Anche nelle classi, che dovrebbero essere il luogo in cui è la cultura a suggerire il nome e la forma più compiuta alle emozioni, insegnando ai bambini ed ai giovani a distinguerle, a tenere a bada quelle meno degne di ascolto, sta poco a poco prendendo piede la logica di una cura psico-affettiva per cui gli insegnanti non possono essere preparati, e che non dovrebbe competere alla scuola, pena lo sconvolgimento delle sue finalità dichiarate. Un solo esempio: una studentessa è preda di una crisi d’ansia in vista di una prova di verifica disciplinare? Ecco che bisogna darle modo di esprimere quel disagio; bisogna accettarlo, accoglierlo, dare consolazione, non giudicare, evitare di fare prediche sulla mancanza di misura emotiva, evitare di esortare al contenimento (ché sarebbe insensibilità); al contrario, bisogna interpellare la famiglia, spostare la verifica ad altra occasione, esonerare temporaneamente fino al ripristino della stabilità emotiva etc. .. Sembriamo non renderci conto che le diverse esternazioni emotive degli esseri umani si strutturano a partire dalle risposte ambientali, e dunque sono fenomeni storici modellati anche dalle abitudini familiari e sociali.
Che cosa vogliamo fare, allora, di queste emozioni eccessive, esorbitanti?

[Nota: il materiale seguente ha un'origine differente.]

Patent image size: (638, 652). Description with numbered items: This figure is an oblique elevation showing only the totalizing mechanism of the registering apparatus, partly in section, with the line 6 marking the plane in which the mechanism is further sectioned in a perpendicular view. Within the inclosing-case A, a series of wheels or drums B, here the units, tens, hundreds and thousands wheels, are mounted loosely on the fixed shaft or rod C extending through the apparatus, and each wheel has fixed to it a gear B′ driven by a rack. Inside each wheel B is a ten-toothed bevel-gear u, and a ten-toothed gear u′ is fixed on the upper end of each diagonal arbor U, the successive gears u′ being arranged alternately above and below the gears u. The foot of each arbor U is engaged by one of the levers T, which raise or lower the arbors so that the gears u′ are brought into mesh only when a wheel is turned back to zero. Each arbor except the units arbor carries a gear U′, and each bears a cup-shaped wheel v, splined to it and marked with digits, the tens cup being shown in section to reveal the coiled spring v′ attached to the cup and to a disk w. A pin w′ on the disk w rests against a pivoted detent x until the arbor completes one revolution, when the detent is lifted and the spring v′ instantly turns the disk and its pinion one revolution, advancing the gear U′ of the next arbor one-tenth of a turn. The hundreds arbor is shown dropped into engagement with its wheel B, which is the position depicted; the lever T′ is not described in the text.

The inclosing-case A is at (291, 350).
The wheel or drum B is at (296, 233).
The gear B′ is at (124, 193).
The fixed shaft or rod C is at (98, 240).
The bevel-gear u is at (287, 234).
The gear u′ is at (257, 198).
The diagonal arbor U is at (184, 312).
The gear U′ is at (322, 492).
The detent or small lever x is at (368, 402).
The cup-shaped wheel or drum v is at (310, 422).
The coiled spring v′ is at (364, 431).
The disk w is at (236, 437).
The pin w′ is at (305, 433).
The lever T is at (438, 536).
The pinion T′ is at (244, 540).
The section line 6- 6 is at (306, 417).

Vogliamo diventare il popolo più ipersensibile e instabile della storia, oppure vogliamo proteggere la stabilità delle condizioni propedeutiche all’apprendimento nelle scuole?
Nelle classi possiamo presto ritrovarci a gestire (se non ci siamo già arrivati) il disagio individuale quando esso si esprima senza alcun freno, con l’alibi che il vissuto emotivo è di per sé sempre degno di ascolto; oppure possiamo decidere che la ragione critica su cui poggia l’istruzione esige un ordine dicibile, ovvero un alfabeto, una grammatica e un calcolo relativi alla vita interiore, la quale non deve eruttare liberamente rispondendo solo a se stessa, fuori da ogni possibilità di giudizio condiviso. Possiamo ancora scegliere, ragionandoci su.
Secondo Haidt, la salute mentale dei nostri giovani è crollata per due ragioni: anzitutto l’iperprotezione di un mondo adulto che ha cessato di essere guida dei bambini, ma in compenso non li lascia mai soli, trasmettendo loro la propria insicurezza; in secondo luogo l’abbandono dei bambini nel mondo virtuale. Naturalmente, invece di reagire in modo appropriato, cioè restituendo ai bambini il gioco libero e la disciplina scolastica e tenendoli lontani dal mondo virtuale almeno fino a 16 anni, aggraviamo le loro situazione trasformando la scuola in un ambiente di gioco protetto (basta voti!) che li invita a immergersi ancora più nelle esperienze immersive del virtuale (Scuola 4.0). L’esaltazione dell’emotività è la maschera ipocrita di chi non vuole reagire.
Almeno da Socrate-Platone-Aristotele, la premessa indispensabile dell’istruzione è l’ educazione intesa come formazione del carattere, la quale deve condurre l’individuo al dominio di sé, al controllo di brame, impulsi, affetti e sentimenti, ossia a stabilire una misura razionale per la propria condotta. La concezione individualista cui fa riferimento l’articolo mi pare “formi” persone fragili e incapaci di fronteggiare le avversità della vita, incoraggiando altresì una generale deriva anomica della società.
Mi pare esattamente così, con enormi costi individuali e collettivi, purtroppo. Fa specie che spesso questo tipo di sensibilità morbosa sia promossa (anche in altri campi) da una parte politica che per tradizione affida giustamente le sorti del singolo alla sua educabilitá.